Una parte de los estudiantes y de los universitarios neo-marxistas fueron un poco más allá durante la década de 1970. Sus propuestas filosóficas, científicas o estéticas se plasmaron en minúsculos movimientos culturales de vanguardia que se sentían mucho más cómodos funcionando en la clandestinidad. Allí, en esos espacios marginados de ejercicio intelectual, algunos de estas células se dejaron seducir por el ideal guerrillero, y se fueron aproximando, de manera peligrosa, al leninismo. El ejemplo paradigmático: Sendero Luminoso (profesores y estudiantes de la Universidad de San Marcos, que elaboran un discurso maoista, dando vida a un tipo ultrasofisticado de guerrilla: lean “La historia de Mayta” de Vargas Llosa).

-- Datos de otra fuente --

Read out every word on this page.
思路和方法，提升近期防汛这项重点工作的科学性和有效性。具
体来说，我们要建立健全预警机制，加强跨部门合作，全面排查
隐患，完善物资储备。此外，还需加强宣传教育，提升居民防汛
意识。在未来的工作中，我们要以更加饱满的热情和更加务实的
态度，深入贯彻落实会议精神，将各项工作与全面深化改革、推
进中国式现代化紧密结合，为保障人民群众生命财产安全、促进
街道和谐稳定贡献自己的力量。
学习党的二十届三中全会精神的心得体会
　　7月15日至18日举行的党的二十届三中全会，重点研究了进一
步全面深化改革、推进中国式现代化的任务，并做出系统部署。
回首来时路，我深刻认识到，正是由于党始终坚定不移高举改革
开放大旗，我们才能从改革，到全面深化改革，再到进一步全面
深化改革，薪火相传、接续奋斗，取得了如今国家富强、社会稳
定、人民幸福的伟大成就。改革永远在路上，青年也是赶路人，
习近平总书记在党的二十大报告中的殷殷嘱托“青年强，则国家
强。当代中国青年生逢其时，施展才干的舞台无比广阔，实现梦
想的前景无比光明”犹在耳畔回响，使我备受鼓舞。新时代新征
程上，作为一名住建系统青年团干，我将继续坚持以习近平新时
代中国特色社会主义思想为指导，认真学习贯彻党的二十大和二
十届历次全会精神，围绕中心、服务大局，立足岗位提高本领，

El efecto de esto fue la propagación de una serie de minúsculos “ejércitos rojos”, de vaga inspiración bolchevique o maoista (o muchas otras cosas... siempre intelectualmente sofisticadas), que funcionaban en la clandestinidad, gracias a complejas redes de colaboración, de tipo internacional. No eran dos o tres muy importantes, sino millares de pequeñas células extremistas de los tipos más diversos. Estas redes internacionales de complotadores, cuyo modelo fueron las brigadas rojas italianas o el IRA irlandés, casi siempre infliltradas por los servicios secretos de los países del primer mundo (muchas de ellas apoyadas con estusiasmo por los grandes enemigos de occidente, en el mundo del socialismo real y, sobre todo, por los estados árabes, empeñados en llevar adelante una yihad anti-occidental sobre la que les voy a hablar luego), fueron el motivo para que muchos estados occidentales, incluido Chile, decidieran apoyar unas impresentables “guerras sucias”: en la década de 1970, una decada de subversión subterránea y clandestina, se propagaron las policías políticas, se generalizó el uso de la tortura y el contraterror. Todas estas infamias, que se estrellaban frontalmente contra los valores de occidente (algo menos con los valores vigentes en el segundo y tercer mundo) motivaron una profunda autocrítica que se tradujo, en la década siguiente, en el germinar de un nuevo frente de lucha: la lucha a favor de los “derechos humanos”, que fue el contradiscurso que transformó a Pinochet y Mirosevic en sus blancos y modelos favoritos.